EU Banking Sector: Risks from Unrealised Losses Appear Manageable, but Challenges Remain
Banking OrganizationsSummary
DBRS Morningstar released a commentary of the implications of SVB´s failure for EU Bank. Summary highlights from the commentary include:
• The failures of SVB Financial Group and Signature Bank (both unrated by DBRS Morningstar) have triggered significant global market volatility, including in Europe.
• We consider that some of SVB’s problems that led to its failure were idiosyncratic and are not present to the same extent within the EU banking system.
• There are significant differences between EU banks and SVB. EU banks have a lower exposure to fixed income securities, more stable deposit bases, a regulatory framework that includes tighter interest rate risk management policies even for smaller banks.
• Nevertheless, we are closely monitoring EU banks’ liquidity positions as well as their exposure to fixed income securities. In order to do that, we have also carried out a theoretical exercise to haircut EU banks’ Amortised Cost portfolios. Under this theoretical exercise the capital impact seems manageable for EU banks.

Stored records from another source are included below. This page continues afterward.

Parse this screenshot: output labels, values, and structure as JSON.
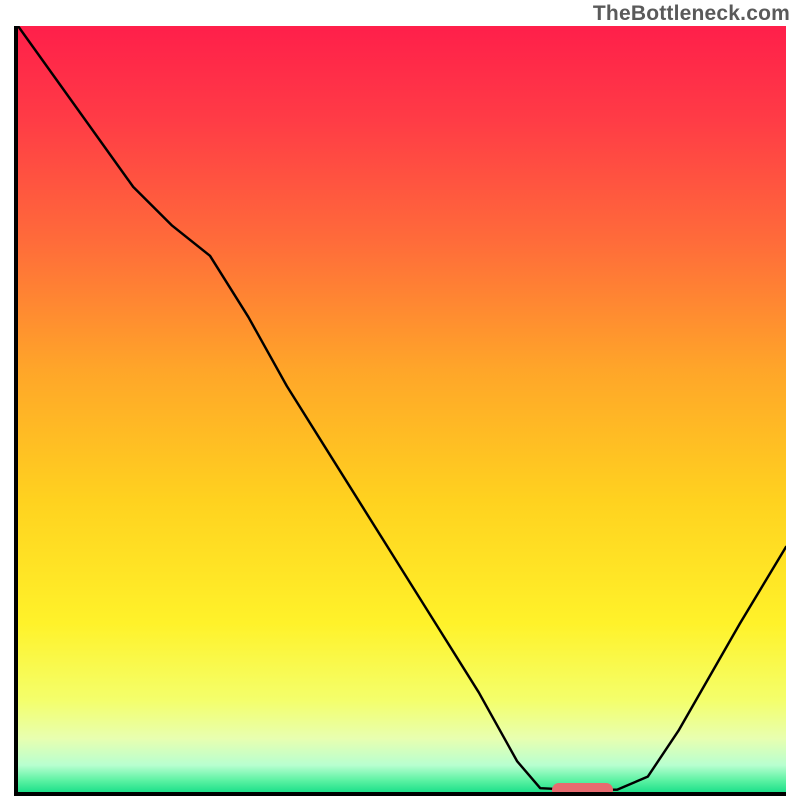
{
  "watermark": "TheBottleneck.com",
  "chart_data": {
    "type": "line",
    "title": "",
    "xlabel": "",
    "ylabel": "",
    "xlim": [
      0,
      1
    ],
    "ylim": [
      0,
      1
    ],
    "x": [
      0.0,
      0.05,
      0.1,
      0.15,
      0.2,
      0.25,
      0.3,
      0.35,
      0.4,
      0.45,
      0.5,
      0.55,
      0.6,
      0.65,
      0.68,
      0.72,
      0.78,
      0.82,
      0.86,
      0.9,
      0.94,
      1.0
    ],
    "values": [
      1.0,
      0.93,
      0.86,
      0.79,
      0.74,
      0.7,
      0.62,
      0.53,
      0.45,
      0.37,
      0.29,
      0.21,
      0.13,
      0.04,
      0.005,
      0.003,
      0.003,
      0.02,
      0.08,
      0.15,
      0.22,
      0.32
    ],
    "gradient_stops": [
      {
        "offset": 0.0,
        "color": "#ff1f4a"
      },
      {
        "offset": 0.12,
        "color": "#ff3b46"
      },
      {
        "offset": 0.28,
        "color": "#ff6b3a"
      },
      {
        "offset": 0.45,
        "color": "#ffa629"
      },
      {
        "offset": 0.62,
        "color": "#ffd21f"
      },
      {
        "offset": 0.78,
        "color": "#fff22a"
      },
      {
        "offset": 0.88,
        "color": "#f4ff6b"
      },
      {
        "offset": 0.93,
        "color": "#e8ffb0"
      },
      {
        "offset": 0.965,
        "color": "#b8ffd0"
      },
      {
        "offset": 0.985,
        "color": "#5cf2a3"
      },
      {
        "offset": 1.0,
        "color": "#1ee08a"
      }
    ],
    "marker": {
      "x0": 0.695,
      "x1": 0.775,
      "y": 0.003,
      "thickness_norm": 0.018,
      "color": "#e86a6f"
    }
  }
}
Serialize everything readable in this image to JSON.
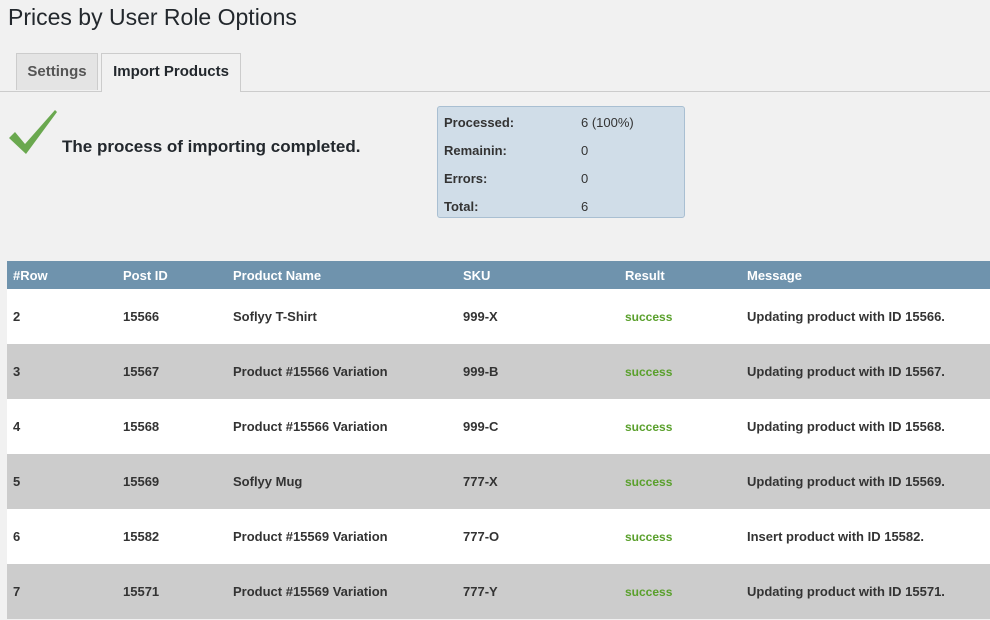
{
  "page": {
    "title": "Prices by User Role Options"
  },
  "tabs": [
    {
      "label": "Settings",
      "active": false
    },
    {
      "label": "Import Products",
      "active": true
    }
  ],
  "status": {
    "icon": "checkmark-icon",
    "message": "The process of importing completed.",
    "accent_color": "#6aa84f"
  },
  "stats": {
    "processed_label": "Processed:",
    "processed_value": "6 (100%)",
    "remaining_label": "Remainin:",
    "remaining_value": "0",
    "errors_label": "Errors:",
    "errors_value": "0",
    "total_label": "Total:",
    "total_value": "6"
  },
  "table": {
    "header_color": "#6f93ad",
    "columns": [
      "#Row",
      "Post ID",
      "Product Name",
      "SKU",
      "Result",
      "Message"
    ],
    "rows": [
      [
        "2",
        "15566",
        "Soflyy T-Shirt",
        "999-X",
        "success",
        "Updating product with ID 15566."
      ],
      [
        "3",
        "15567",
        "Product #15566 Variation",
        "999-B",
        "success",
        "Updating product with ID 15567."
      ],
      [
        "4",
        "15568",
        "Product #15566 Variation",
        "999-C",
        "success",
        "Updating product with ID 15568."
      ],
      [
        "5",
        "15569",
        "Soflyy Mug",
        "777-X",
        "success",
        "Updating product with ID 15569."
      ],
      [
        "6",
        "15582",
        "Product #15569 Variation",
        "777-O",
        "success",
        "Insert product with ID 15582."
      ],
      [
        "7",
        "15571",
        "Product #15569 Variation",
        "777-Y",
        "success",
        "Updating product with ID 15571."
      ]
    ]
  }
}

“DBRS Morningstar considers that EU banks' unrealised losses in their bond portfolios are not a source of systemic instability. However, the full impact of the current financial instability is still to be seen” said Pablo Manzano, Vice President from the DBRS Morningstar Global Financial Group team. “The recent failures show us that bank runs and liquidity crises can unfold at a speed unseen before.” said Maria Rivas, Senior Vice President from the DBRS Morningstar Global Financial Group team. “Further tools to address liquidity crises are needed, and this recent experience might a very valuable input for the current revision of the EU bank crisis management and deposit insurance framework.”